歴史学の常識として、「主観的になってはいけない」とされている一方、「主観がなければ研究は始まらない」ともされているように感じる。私としては、「感性の歴史」などはどうしても主観が介入せざるをえない気がして、「歴史学らしくない」と感じてしまう。先生は、「主観」や「感性」と歴史学の距離感について、どのようにお考えですか。

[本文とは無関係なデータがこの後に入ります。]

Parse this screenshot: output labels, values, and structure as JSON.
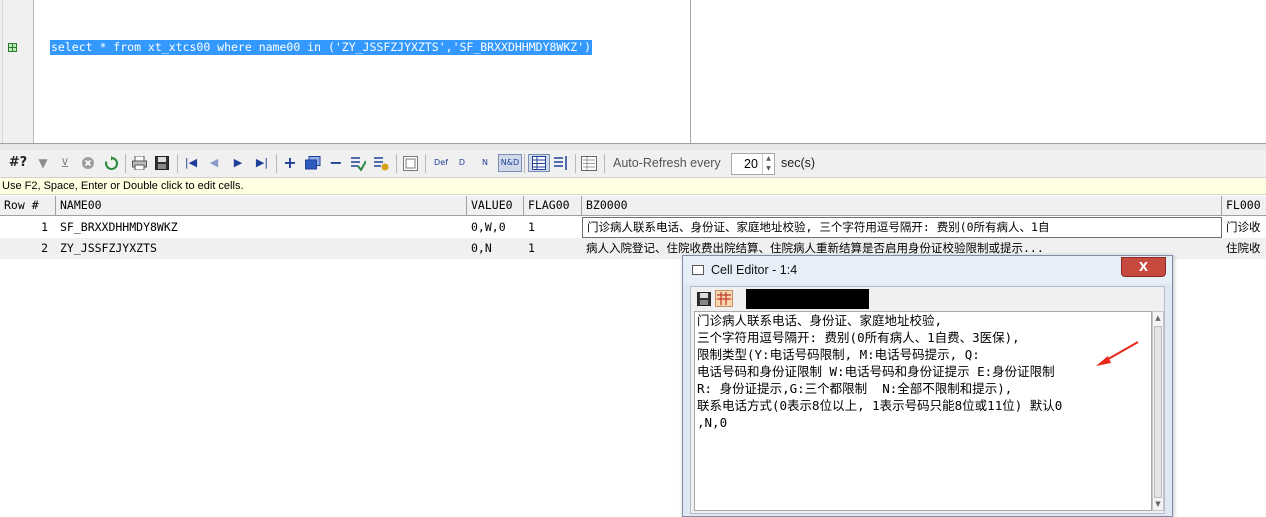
{
  "editor": {
    "sql": "select * from xt_xtcs00 where name00 in ('ZY_JSSFZJYXZTS','SF_BRXXDHHMDY8WKZ')",
    "exec_icon": "grid-icon"
  },
  "toolbar": {
    "query_by_example": "#?",
    "filter_icon": "filter-icon",
    "auto_refresh_label": "Auto-Refresh every",
    "auto_refresh_value": "20",
    "auto_refresh_unit": "sec(s)",
    "def_label": "Def",
    "d_label": "D",
    "n_label": "N",
    "nd_label": "N&D"
  },
  "hint": "Use F2, Space, Enter or Double click to edit cells.",
  "grid": {
    "columns": [
      "Row #",
      "NAME00",
      "VALUE0",
      "FLAG00",
      "BZ0000",
      "FL000"
    ],
    "rows": [
      {
        "row": "1",
        "name": "SF_BRXXDHHMDY8WKZ",
        "value": "0,W,0",
        "flag": "1",
        "bz": "门诊病人联系电话、身份证、家庭地址校验, 三个字符用逗号隔开: 费别(0所有病人、1自",
        "fl": "门诊收"
      },
      {
        "row": "2",
        "name": "ZY_JSSFZJYXZTS",
        "value": "0,N",
        "flag": "1",
        "bz": "病人入院登记、住院收费出院结算、住院病人重新结算是否启用身份证校验限制或提示...",
        "fl": "住院收"
      }
    ]
  },
  "cell_editor": {
    "title": "Cell Editor - 1:4",
    "close_label": "X",
    "lines": [
      "门诊病人联系电话、身份证、家庭地址校验,",
      "三个字符用逗号隔开: 费别(0所有病人、1自费、3医保),",
      "限制类型(Y:电话号码限制, M:电话号码提示, Q:",
      "电话号码和身份证限制 W:电话号码和身份证提示 E:身份证限制",
      "R: 身份证提示,G:三个都限制  N:全部不限制和提示),",
      "联系电话方式(0表示8位以上, 1表示号码只能8位或11位) 默认0",
      ",N,0"
    ],
    "annotation_color": "#e8271b"
  }
}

以前にもここに書きましたが、現代歴史学のひとつの到達点として、「人間は誰しも主観から逃れられず、それは矮小で偏った視座でしかない。しかしそれゆえにこそ、その人間にしか発見しえない過去の局面がある。狭小な主観しか持ちえない人間がそれぞれ過去に向かうことで、他の誰も明かしえなかった過去の局面が明らかになり、過去の多様さと豊かさが実現される」という考え方があります。主観を排するということは、例えば自分の政治思想や価値観に強引に引きつけて史料を解釈したり、恣意的に歪曲した読解を行うなどの姿勢を誡めるという意味で、経験科学である歴史学は、むしろ「主観をいかに鍛えるのか」が重要な訓練になってくるはずです。「誰がみても同じ」にはならないのが、実は歴史学の重要性であり、だからこそ社会科学、人文科学としての性質を強く持つのです。なお感性の歴史については、何を問題意識として持ちどう表現するかによって、必ずしも主観性が大きく影響するということはありません。例えば、人間がどのような情況で涙を流すか調査しようと思えば、まず史料を博捜し、人間が落涙するシチュエーション、年齢、性別、階層、前後の情況、落涙の様態などを項目として立て、時代や階層によってどう相違があるかを整理すればいい。そのうえで、なぜそうした相違が生じるのかを考察してゆくわけですが、データ整理は周到さと繊細さと粘り強さがあれば何とかなる。問題は後者で、主観による結論のずれが生じるとすれば、そこにおいてでしょうね。